Bil’s rating (out of 5): BBBB.
USA, 2017. New Line Cinema, KatzSmith Productions, Lin Pictures, RatPac-Dune Entertainment, Vertigo Entertainment. Screenplay by Chase Palmer, Cary Fukunaga, Gary Dauberman, based on the novel by Stephen King. Cinematography by Chung-hoon Chung. Produced by Seth Grahame-Smith, David Katzenberg, Roy Lee, Dan Lin, Barbara Muschietti. Music by Benjamin Wallfisch. Production Design by Claude Pare. Costume Design by Janie Bryant. Film Editing by Jason Ballantine. Washington Film Critics Awards 2017.

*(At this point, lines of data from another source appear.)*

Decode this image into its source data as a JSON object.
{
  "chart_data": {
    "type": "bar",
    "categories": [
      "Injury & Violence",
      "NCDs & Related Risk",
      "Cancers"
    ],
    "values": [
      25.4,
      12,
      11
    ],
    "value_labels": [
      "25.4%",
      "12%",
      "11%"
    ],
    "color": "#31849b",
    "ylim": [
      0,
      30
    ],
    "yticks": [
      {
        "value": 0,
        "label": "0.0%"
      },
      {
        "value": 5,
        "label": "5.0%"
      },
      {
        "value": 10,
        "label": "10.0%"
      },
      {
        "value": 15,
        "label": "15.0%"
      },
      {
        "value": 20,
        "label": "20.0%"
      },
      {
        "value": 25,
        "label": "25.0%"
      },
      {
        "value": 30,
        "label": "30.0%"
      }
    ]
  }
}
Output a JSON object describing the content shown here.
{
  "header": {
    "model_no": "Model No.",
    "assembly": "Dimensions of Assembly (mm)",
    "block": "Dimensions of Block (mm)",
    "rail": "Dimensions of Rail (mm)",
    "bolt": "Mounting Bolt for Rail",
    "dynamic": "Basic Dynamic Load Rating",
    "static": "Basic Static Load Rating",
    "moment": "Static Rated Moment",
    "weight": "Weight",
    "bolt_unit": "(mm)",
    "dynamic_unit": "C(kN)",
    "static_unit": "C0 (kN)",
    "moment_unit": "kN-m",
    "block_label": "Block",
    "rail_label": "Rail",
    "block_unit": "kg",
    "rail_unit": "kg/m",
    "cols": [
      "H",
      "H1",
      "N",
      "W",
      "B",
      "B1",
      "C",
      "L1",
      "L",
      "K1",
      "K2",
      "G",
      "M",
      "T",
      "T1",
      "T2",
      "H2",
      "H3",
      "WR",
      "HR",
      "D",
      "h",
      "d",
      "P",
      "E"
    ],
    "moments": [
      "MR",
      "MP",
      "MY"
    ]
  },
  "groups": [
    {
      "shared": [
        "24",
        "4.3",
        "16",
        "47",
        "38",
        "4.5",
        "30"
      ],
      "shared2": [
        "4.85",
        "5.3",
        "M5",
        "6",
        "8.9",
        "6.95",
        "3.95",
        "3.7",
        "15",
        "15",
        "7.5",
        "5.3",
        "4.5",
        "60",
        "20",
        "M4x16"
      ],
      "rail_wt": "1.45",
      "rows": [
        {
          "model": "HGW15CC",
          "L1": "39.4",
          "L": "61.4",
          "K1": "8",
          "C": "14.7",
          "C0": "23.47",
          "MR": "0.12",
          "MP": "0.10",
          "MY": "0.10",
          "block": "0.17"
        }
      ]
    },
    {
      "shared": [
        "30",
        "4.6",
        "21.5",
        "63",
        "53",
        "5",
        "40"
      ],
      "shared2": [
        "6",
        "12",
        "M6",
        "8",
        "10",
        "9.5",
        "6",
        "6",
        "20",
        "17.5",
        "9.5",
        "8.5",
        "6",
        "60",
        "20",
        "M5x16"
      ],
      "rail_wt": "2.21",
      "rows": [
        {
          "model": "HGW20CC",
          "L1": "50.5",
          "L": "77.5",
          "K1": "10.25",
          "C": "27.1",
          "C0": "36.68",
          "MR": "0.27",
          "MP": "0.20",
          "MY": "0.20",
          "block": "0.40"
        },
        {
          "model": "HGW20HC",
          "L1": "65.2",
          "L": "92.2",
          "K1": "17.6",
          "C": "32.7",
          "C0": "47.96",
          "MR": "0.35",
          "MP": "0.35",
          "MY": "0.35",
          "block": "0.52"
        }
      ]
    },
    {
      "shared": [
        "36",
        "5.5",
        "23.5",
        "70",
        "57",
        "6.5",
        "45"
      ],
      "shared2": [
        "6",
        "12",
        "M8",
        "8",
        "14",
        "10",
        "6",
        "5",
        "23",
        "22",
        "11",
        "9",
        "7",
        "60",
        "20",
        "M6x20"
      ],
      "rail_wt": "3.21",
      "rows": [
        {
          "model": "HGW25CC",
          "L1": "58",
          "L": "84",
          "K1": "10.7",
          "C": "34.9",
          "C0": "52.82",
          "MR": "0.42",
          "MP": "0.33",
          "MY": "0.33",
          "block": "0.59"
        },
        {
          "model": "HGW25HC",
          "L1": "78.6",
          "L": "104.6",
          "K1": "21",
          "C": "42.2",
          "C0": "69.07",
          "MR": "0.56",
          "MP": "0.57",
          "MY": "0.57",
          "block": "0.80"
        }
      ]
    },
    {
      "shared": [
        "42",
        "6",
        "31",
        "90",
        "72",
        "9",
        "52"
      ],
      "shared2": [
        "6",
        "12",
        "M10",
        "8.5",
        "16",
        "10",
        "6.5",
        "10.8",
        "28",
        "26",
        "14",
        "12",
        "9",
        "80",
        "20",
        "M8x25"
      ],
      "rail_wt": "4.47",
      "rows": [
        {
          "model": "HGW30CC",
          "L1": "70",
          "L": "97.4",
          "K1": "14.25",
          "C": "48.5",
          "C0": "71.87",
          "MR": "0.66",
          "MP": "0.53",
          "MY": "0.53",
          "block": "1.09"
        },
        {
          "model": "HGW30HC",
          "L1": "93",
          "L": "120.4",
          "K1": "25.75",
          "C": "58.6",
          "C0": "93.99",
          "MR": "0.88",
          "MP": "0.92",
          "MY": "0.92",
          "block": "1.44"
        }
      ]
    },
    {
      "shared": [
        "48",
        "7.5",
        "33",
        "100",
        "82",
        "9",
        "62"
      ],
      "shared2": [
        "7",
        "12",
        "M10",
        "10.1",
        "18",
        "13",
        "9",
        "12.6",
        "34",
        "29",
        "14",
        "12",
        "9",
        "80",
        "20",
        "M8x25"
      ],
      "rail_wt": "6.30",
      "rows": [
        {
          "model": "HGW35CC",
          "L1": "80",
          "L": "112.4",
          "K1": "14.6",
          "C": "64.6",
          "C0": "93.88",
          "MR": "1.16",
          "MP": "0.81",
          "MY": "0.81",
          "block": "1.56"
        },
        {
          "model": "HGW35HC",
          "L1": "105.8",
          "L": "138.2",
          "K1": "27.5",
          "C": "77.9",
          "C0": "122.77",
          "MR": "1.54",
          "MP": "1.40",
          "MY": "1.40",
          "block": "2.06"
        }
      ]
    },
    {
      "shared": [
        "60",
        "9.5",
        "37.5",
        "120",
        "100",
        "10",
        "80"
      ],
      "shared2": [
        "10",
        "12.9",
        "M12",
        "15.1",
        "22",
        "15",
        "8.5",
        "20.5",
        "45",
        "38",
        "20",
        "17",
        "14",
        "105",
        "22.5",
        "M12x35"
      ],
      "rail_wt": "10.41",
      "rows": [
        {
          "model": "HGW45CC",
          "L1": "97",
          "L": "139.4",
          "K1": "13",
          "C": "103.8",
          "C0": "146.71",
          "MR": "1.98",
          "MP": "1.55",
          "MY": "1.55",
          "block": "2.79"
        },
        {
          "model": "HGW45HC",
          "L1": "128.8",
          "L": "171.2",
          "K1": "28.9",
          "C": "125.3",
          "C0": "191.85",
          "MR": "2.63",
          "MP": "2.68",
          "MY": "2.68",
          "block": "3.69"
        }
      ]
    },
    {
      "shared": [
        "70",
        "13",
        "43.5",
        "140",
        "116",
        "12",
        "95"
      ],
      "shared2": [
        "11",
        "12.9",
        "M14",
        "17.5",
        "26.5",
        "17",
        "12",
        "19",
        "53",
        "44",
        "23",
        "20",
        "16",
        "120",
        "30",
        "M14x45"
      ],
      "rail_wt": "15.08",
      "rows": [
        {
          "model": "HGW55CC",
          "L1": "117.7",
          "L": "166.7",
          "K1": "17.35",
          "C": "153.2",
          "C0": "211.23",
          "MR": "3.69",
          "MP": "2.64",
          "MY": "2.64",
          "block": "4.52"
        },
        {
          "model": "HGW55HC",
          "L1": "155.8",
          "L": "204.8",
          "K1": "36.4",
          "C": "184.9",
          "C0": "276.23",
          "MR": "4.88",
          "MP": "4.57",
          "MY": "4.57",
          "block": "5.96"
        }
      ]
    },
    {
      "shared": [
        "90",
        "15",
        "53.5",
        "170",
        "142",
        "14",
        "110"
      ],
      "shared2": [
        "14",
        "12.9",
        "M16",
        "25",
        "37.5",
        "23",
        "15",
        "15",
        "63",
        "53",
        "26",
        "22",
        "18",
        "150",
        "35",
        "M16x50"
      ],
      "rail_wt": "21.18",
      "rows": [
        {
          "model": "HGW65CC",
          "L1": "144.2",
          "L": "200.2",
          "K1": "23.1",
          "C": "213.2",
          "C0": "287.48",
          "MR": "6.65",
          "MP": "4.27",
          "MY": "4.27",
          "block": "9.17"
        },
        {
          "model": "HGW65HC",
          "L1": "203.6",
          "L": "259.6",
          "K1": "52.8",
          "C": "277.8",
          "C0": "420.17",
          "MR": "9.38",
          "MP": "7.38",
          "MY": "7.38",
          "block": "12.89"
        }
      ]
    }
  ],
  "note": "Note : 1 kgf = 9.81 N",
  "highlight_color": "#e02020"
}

The children of Derry are finished school and ready for a fun summer, which is about to be ruined by a menace in their charming town: a scary clown named Pennywise (Bill Skarsgård, whose Swedish accent is never explained) is capturing and devouring children. Bill (Jaeden Lieberher) is obsessed with the disappearance of his little brother (which we see in a terrifying opening sequence) and convinces his three best friends to forego the fun of summer and accompany him to the town’s creepiest locations for clues as to the boy’s whereabouts. Their voyage teams them up with a couple more loners and a girl surviving domestic sexual abuse on journey that exposes them to something way worse than the bullies who terrorize them at school in this endlessly entertaining and, at times, genuinely very scary adaptation of half of one of Stephen King’s most popular novels. The technological upgrade since the television miniseries of 1990 provides richer and deeper investigation of the story’s more imaginative indulgences, while director Andy Muschietti keeps the film’s healthy running time on track without ever letting the pace drag. The film is too obviously inspired more by the success of the Netflix series Stranger Things than King’s book, (with cast member Finn Wolfhard stolen as proof), but the excellent dialogue and more than a few good chills are enough to let it succeed on its own.